Beispielsweise wird bei der Illumina-Sequenzierung jedes Sequenzfragment verstärkt (um ein stärkeres Signal zu erhalten) und bildet einen Cluster auf dem Microarray. Jeder Cluster wird durch Zyklen von sequenziert:

  1. Hinzufügen von fluoreszierenden Terminatornukleotiden. Diese Nukleotide werden so modifiziert, dass sie eine hemmende/terminierende Gruppe enthalten und verhindern, dass weitere Nukleotide hinzugefügt werden. Theoretisch wird bei diesem Schritt in jedes DNA-Fragment nur ein Nukleotid eingebaut.
  2. Abwaschen überschüssiger Nukleotide.
  3. Erfassen des eingebauten Nukleotids unter Verwendung von bildgebenden Verfahren und Bestimmen, welche Base eingebaut wurde (basierend auf der Fluoreszenzfarbe).
  4. Abspaltung des Terminators von den hinzugefügten Nukleotiden, damit die Reaktion fortgesetzt werden kann.

Verfahren der Illumina-Sequenzierung

Bild von Metzker, 2010 .

Auf diese Weise wird jedes Fragment Nukleotid für Nukleotid synthetisiert und jedes eingebaute Nukleotid wird erkannt. Der erste Schritt ist jedoch nicht fehlerfrei: Manchmal wird mehr als ein Nukleotid in ein bestimmtes DNA-Fragment eingebaut, oder es werden keine Nukleotide eingebaut. Schließlich werden die DNA-Fragmente in einem Cluster (die alle dieselbe Sequenz enthalten) nicht mehr synchron sein ("Phasing") und das Fluoreszenzsignal wird weniger klar, mit einer Mischung aus verschiedenen Farben. Dies ist die Hauptursache für Sequenzierungsfehler bei Illumina-Maschinen und auch der Grund, warum Illumina-Reads relativ kurz sind (~300 bp).
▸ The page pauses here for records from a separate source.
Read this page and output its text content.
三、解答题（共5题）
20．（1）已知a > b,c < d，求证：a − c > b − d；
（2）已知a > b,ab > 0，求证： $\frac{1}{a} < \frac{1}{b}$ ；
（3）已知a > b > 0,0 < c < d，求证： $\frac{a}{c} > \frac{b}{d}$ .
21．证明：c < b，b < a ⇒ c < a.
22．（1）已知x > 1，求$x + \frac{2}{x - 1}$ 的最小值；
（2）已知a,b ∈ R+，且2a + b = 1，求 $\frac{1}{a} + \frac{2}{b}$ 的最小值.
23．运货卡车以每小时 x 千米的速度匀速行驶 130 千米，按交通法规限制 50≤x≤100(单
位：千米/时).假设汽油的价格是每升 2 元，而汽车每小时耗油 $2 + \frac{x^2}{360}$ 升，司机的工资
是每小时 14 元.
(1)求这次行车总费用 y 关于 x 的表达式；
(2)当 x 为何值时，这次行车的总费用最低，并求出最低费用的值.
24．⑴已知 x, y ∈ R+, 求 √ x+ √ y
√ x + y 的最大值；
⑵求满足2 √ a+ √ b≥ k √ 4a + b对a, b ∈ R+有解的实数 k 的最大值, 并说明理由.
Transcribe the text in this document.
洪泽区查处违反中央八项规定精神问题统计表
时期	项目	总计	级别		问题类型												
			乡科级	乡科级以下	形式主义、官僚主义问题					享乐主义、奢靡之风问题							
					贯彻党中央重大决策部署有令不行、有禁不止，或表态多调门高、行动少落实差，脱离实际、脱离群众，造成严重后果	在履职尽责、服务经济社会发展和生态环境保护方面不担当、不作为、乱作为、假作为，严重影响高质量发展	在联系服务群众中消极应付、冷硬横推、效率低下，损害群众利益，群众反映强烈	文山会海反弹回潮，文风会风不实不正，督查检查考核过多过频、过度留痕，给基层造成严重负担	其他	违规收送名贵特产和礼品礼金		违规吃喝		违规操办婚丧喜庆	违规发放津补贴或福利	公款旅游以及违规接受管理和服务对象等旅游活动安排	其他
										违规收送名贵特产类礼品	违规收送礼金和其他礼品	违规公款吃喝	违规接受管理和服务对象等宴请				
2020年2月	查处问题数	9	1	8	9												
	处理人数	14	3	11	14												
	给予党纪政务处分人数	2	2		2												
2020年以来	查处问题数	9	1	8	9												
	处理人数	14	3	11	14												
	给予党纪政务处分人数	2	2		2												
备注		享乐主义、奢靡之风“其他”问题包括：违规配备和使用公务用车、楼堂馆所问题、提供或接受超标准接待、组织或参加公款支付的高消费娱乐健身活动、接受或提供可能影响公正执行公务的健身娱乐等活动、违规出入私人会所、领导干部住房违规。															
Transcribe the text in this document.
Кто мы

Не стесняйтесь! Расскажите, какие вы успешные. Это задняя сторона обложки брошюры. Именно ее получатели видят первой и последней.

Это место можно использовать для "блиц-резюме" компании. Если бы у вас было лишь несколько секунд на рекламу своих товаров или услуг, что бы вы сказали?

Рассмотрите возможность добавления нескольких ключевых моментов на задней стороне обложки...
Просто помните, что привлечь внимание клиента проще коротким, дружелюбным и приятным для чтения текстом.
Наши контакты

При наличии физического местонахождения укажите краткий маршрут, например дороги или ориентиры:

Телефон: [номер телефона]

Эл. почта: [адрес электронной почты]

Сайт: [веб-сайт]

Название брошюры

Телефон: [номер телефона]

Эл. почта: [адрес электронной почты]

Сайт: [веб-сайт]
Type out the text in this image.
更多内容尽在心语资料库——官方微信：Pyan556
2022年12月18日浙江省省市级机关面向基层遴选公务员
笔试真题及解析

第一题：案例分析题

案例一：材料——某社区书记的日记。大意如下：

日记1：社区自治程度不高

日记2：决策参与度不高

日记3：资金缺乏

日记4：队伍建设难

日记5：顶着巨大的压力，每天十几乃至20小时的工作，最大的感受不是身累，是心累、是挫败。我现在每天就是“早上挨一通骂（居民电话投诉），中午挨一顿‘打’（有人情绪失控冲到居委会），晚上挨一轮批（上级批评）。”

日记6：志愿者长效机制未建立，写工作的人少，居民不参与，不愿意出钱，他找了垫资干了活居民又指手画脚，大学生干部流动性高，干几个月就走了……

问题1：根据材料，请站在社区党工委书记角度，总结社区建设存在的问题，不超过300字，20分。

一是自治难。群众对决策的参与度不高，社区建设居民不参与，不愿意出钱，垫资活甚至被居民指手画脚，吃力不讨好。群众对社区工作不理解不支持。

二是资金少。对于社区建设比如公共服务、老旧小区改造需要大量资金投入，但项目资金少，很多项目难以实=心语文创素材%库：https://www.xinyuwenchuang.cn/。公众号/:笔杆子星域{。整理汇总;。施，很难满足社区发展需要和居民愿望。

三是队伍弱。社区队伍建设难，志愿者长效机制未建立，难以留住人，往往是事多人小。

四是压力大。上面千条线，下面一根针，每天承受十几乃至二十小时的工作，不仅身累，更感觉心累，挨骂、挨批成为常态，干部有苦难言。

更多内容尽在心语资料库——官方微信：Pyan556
Um Ihre Frage zu beantworten: In diesem Beispiel können Nukleotide fälschlicherweise als benachbarte Nukleotide in dieser Sequenz gelesen werden. Fehler variieren mit anderen Sequenzierungsmethoden und wie diese Methoden funktionieren.

Der Artikel, den ich zuvor verlinkt habe, erklärt verschiedene Sequenzierungsmethoden ausführlicher. (Leider befindet es sich hinter einer Paywall, sodass einige es möglicherweise nicht sehen können.)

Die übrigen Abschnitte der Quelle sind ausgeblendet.